Echeveria are the oddball among different types of succulents; they prefer (or require) a pH on the acidic side, not alkaline (or sweet) like most others.
Adding charcoal to the base of a terrarium or other container without a drain hole can make it possible to grow even succulents in that type of pot.
Although not ideal to attempt to grow anything other than moss this way, terrariums and aeriums are a popular way to grow succulents, and this is where charcoal fits in.
This product is meant to add to drainage, remove or lower carbon dioxide, increase oxygen flow, and better soil quality.
If your planter or container is without a drain hole, charcoal can help keep your plants happy for a lot longer.
One type of fertilizer that is popular is slow release fertilizer. It's used a lot in commercial greenhouses and nurseries because it can be applied to the top of the pot as a top dressing, or mixed right into the soil - sounds easy, right?
I don't recommend using this handy and economical feeding system for succulents in a home situation, because it tends to keep releasing, long after you would prefer the plant to start going dormant, making it unlikely to overwinter properly.

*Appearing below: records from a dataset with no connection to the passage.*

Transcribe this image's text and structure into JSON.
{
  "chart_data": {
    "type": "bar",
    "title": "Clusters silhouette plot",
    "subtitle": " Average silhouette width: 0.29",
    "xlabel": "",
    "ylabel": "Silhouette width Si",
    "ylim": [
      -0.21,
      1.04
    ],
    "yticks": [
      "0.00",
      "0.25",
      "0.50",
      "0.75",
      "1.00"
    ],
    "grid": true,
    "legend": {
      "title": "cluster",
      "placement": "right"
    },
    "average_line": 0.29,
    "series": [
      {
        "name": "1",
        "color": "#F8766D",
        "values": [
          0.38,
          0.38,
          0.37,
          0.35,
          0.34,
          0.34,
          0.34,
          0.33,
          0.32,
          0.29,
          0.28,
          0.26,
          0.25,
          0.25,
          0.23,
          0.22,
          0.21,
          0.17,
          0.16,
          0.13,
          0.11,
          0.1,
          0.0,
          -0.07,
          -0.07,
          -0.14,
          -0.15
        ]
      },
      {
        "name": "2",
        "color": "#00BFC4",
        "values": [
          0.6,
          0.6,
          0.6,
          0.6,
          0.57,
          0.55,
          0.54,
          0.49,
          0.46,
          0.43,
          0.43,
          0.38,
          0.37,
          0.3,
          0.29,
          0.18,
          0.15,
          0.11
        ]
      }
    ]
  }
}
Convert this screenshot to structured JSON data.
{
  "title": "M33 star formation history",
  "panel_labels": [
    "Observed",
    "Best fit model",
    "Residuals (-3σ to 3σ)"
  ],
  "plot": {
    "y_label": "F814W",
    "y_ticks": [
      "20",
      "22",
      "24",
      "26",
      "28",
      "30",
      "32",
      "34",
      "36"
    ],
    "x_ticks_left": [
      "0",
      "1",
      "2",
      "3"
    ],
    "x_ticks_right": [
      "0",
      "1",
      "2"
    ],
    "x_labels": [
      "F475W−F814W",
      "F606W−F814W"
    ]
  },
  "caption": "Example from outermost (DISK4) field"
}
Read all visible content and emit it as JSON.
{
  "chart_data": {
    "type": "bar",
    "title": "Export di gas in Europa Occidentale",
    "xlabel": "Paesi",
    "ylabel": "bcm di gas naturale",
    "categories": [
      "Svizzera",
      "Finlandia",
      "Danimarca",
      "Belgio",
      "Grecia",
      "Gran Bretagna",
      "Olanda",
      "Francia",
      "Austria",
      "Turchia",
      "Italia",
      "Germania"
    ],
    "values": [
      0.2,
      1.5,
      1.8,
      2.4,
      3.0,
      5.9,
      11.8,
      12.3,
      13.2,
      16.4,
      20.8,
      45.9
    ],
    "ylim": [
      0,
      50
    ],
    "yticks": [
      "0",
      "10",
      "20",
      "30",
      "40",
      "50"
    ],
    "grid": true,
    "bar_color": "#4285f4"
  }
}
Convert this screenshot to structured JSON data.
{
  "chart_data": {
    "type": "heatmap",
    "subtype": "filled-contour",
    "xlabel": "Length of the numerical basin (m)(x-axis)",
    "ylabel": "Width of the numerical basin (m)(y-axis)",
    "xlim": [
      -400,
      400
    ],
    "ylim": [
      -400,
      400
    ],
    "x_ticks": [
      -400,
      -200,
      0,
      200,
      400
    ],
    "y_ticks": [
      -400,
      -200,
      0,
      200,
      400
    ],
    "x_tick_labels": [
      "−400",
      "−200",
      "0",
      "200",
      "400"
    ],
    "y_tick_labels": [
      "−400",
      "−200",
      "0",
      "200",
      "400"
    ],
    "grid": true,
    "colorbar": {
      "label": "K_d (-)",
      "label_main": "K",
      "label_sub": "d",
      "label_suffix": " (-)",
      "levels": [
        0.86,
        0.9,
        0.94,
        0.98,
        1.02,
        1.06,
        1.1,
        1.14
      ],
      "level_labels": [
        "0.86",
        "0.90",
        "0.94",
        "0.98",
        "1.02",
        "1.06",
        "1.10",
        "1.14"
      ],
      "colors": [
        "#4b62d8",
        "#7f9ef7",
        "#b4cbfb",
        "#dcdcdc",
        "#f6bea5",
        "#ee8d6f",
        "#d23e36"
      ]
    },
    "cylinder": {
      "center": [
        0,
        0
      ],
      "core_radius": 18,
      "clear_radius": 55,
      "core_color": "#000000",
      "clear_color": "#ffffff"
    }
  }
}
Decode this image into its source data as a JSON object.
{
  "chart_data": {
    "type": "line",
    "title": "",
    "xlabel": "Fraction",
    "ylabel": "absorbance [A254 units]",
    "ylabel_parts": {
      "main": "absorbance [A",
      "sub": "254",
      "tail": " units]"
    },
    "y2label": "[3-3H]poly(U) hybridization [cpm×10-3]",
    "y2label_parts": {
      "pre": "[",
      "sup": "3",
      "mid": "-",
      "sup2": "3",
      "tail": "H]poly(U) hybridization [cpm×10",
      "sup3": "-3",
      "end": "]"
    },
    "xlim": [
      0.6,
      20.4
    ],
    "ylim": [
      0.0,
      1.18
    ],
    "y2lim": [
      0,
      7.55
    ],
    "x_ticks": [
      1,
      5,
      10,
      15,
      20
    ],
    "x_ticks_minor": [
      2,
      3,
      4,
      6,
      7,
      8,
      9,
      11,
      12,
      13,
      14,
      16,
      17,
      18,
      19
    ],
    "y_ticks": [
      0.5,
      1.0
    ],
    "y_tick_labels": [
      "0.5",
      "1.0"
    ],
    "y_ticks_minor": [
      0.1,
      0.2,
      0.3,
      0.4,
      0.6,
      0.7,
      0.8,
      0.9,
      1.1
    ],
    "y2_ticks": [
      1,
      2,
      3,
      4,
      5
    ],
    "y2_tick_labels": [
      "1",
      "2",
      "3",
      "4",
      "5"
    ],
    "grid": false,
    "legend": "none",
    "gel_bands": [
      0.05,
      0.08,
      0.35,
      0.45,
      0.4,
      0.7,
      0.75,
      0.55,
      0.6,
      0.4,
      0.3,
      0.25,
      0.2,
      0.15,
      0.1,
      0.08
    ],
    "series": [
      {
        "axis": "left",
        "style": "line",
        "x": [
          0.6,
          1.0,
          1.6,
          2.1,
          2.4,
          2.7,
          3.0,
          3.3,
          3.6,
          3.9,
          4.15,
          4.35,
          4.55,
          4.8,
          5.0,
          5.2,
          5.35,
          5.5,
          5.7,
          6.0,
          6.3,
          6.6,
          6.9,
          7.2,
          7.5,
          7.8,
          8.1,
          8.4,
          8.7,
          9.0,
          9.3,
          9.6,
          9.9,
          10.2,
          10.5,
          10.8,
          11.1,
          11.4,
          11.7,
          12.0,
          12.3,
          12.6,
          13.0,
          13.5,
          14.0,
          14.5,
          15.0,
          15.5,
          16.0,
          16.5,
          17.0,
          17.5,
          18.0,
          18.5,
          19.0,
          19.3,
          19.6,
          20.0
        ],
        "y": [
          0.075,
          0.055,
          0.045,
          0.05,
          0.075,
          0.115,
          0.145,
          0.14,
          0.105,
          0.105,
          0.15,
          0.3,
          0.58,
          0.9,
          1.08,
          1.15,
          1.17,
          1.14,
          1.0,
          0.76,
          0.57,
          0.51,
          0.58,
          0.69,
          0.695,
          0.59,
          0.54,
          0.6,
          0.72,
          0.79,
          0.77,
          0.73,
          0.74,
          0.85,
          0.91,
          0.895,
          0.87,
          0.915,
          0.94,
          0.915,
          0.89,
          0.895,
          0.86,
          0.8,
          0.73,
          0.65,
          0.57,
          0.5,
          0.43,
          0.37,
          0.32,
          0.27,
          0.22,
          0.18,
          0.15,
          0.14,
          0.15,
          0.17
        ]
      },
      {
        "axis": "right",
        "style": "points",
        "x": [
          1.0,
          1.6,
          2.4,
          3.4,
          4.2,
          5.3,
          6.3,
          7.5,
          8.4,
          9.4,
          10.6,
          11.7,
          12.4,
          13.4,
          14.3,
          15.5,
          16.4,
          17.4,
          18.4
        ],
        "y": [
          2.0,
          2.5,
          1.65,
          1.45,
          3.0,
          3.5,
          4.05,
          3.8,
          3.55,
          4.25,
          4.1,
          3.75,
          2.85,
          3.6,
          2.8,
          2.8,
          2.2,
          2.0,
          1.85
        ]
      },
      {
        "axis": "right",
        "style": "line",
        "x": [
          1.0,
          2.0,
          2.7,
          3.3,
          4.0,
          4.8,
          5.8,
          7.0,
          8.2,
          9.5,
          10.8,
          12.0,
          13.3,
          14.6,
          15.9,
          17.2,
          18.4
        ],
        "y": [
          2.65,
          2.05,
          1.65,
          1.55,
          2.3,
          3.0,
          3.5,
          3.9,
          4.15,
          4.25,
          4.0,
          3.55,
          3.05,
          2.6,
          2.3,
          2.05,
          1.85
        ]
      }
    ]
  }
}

If you insist on using it, add a tiny amount on the top of the soil, then remove it in the late summer to allow the plant to go dormant.
However, for a great alternative, use worm castings for a slow release fertilizer. They're much more gentle on the plant delicate roots, and can last most of the summer.
Do the same thing commercial growers do; sprinkle a teaspoon of the dry castings on the top of the soil, close to the plant.
Or mix it into the soil when you go to repot an overgrown plant.
Or make it into compost tea.
Stay away from fish fertilizer inside your home.
The very smell of this will drive you outdoors to escape it, and the plants may do well for a while, but it's just too strong and can harm the roots of many succulents.
Keep it where it belongs; in the vegetable garden.
This resource for finding the right nutrient source for your succulent plants will be revamped as I test and trial other systems and products.